Mixed Memories

Mixed Memories
Well, it seems like no time at all since I staggered out of the harvest season, having negotiated, in three successive weekends, three harvest services and three harvest suppers (all of which were both substantial and enjoyable). Now, at the time of writing, with plans being negotiated and put in place, Advent and Christmas are looming up over the horizon of church life. Before we can get into that season, however, there is some remembering to be done.
Most obviously, in November, there is the remembering of war on Remembrance Sunday, which this year coincides with Armistice Day, November 11th, the day the First World War came to an end in 1918. All three churches in the pastorate will mark the day in their morning worship. In Ingatestone and in Billericay we even change service times so that URC members can join (increasing) crowds of people gathering around the local war memorials for a public act of remembrance.
I must admit to being surprised and bemused to hear that our government intends to spend several tens of millions of pounds in 2014 (when I presume we will still be in a period of austerity) to mark the centenary of the start of the First World War. After all, as a nation we seem to have been remembering that war quite effectively, on an annual basis, for many years, by marking the anniversary of its conclusion. Given that I began this year as mildly sceptical about the Olympics and am ending it as an enthusiast, however, I am cautious about criticising. Perhaps I will appreciate whatever comes out of this initiative.
I suppose my worry is that if you mark the start of the war there is a danger that you treat it as a celebration. Remembrance can be a mixed affair. After all, acknowledging human bravery and the virtues of comradeship and community in the midst danger and difficulty is right to do, but only when accompanied by remembering the horrors of humanly contrived carnage, destruction, death and loss that are intrinsic to warfare. Each of us as individuals will have our views on where the balance should be struck between these competing demands but it is a bigger challenge to hold together the different conclusions we reach in an agreed, shared act of remembrance.

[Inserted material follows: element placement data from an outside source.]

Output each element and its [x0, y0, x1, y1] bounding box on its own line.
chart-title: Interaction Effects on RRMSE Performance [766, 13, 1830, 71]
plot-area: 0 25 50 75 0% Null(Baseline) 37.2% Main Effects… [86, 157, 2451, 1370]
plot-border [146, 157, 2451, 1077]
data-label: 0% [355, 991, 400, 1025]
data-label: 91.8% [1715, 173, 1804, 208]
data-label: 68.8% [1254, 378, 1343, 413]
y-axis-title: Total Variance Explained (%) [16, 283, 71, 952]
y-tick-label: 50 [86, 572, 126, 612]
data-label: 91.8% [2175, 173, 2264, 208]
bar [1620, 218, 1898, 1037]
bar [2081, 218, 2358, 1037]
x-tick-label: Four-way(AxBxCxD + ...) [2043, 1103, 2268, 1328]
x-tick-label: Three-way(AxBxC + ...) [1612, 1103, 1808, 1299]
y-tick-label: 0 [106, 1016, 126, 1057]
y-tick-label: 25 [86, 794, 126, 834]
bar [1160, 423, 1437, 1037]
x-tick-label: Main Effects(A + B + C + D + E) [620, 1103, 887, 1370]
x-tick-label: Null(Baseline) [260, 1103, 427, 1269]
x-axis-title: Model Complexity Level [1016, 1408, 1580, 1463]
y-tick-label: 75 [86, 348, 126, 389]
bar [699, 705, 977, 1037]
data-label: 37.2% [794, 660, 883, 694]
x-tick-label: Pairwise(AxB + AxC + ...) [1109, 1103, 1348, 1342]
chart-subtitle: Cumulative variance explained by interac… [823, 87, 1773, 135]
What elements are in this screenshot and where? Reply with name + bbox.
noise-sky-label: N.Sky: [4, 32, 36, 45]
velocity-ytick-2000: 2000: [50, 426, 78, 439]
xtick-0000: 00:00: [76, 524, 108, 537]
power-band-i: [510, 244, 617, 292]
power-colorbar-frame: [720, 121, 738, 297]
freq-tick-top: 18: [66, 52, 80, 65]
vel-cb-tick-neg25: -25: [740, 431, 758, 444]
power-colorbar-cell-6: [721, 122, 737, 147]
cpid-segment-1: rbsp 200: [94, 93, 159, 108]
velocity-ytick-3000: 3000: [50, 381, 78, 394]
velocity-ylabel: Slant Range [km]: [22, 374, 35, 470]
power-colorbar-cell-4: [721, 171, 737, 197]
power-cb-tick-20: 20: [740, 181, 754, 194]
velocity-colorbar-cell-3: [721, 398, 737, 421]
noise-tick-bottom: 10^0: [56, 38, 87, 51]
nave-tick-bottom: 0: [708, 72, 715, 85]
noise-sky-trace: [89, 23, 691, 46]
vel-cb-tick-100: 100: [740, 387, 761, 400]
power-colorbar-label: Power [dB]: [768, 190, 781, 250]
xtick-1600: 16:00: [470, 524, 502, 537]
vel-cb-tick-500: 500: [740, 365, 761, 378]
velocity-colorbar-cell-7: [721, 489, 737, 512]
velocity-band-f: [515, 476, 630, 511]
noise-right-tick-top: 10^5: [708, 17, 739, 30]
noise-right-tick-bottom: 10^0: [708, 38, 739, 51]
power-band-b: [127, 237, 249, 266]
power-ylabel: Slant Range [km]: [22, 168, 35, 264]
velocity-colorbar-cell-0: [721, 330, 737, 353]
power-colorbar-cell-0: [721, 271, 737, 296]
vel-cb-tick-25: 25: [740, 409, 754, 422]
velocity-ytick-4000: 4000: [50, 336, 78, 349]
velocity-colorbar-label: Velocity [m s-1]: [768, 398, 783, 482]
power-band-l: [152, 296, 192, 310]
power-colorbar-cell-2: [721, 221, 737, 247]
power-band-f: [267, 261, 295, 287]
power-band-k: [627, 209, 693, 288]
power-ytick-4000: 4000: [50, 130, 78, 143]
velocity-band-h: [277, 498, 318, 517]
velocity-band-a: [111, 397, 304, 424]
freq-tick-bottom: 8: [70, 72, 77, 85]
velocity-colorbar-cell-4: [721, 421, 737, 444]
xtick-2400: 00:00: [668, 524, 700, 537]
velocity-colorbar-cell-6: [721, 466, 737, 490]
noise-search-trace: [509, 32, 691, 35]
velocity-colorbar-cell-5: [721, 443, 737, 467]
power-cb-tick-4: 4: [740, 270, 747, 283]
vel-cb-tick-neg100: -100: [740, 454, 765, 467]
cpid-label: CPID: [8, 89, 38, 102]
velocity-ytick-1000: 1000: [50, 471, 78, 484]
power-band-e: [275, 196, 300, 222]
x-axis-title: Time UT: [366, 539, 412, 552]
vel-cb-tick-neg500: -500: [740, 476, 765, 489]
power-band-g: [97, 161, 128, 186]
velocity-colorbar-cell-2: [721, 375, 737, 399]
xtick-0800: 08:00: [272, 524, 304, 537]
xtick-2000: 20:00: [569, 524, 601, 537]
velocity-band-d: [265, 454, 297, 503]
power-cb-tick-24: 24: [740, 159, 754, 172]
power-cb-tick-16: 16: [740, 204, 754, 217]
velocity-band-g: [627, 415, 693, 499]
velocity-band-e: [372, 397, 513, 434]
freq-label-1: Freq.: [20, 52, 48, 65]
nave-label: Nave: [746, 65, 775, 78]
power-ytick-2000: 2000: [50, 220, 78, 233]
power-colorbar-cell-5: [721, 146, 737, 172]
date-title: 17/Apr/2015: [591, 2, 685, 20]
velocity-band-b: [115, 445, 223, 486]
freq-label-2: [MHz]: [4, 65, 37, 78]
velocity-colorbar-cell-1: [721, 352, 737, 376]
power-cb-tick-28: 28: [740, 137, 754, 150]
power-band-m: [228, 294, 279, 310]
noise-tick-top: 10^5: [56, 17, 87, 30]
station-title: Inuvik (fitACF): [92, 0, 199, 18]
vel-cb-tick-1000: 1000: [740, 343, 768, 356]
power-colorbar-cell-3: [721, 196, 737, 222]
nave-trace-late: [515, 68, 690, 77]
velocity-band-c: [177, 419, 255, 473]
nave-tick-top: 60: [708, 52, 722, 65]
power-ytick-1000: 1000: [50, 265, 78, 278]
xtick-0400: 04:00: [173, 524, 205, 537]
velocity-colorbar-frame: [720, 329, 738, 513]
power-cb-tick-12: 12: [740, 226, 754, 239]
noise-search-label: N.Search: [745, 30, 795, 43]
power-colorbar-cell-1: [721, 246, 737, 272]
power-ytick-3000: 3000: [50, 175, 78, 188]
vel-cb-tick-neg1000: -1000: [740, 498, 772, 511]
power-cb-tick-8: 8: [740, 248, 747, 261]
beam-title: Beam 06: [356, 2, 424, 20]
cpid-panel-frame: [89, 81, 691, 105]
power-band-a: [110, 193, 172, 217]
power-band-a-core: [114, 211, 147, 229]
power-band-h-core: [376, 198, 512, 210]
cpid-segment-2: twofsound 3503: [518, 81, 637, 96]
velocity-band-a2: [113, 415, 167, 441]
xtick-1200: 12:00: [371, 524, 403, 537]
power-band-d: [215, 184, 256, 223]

Other acts of remembrance, closer to (our URC) home also exhibit similar complexities. The United Reformed Church came into being in October 1972, which is worth remembering with pride and celebration, though forty years down the road the original vision for further church unity needs to rethought and there are a lot fewer URC members around now to do the rethinking. If you want to think back three hundred and fifty years, to 1662, should we not celebrate the beauties of the Book of Common Prayer, published in that year, yet also mark the ‘Great Ejection’ of hundreds of clergy from the Church of England, also in that year, that gave rise to the Nonconformist tradition that underlies so much of the history, life and ethos of United Reformed Church?
And if we dig down deep into the roots of Christian faith, to Jesus’ orders, given at the dinner table, that in gathering to eat bread and drink wine, we do these things in order to ‘remember’ him, we can find a similar mixture of sadness and celebration. After all, the Lord’s Supper, Holy Communion, Eucharist brings to mind not only the companionship of Jesus’ followers but his arrest and execution, not only his death but his resurrection. It’s not that one thing cancels out the other but that all must somehow be held together so that we can fully remember; as it is around the communion table, so it around the world, and vice-versa.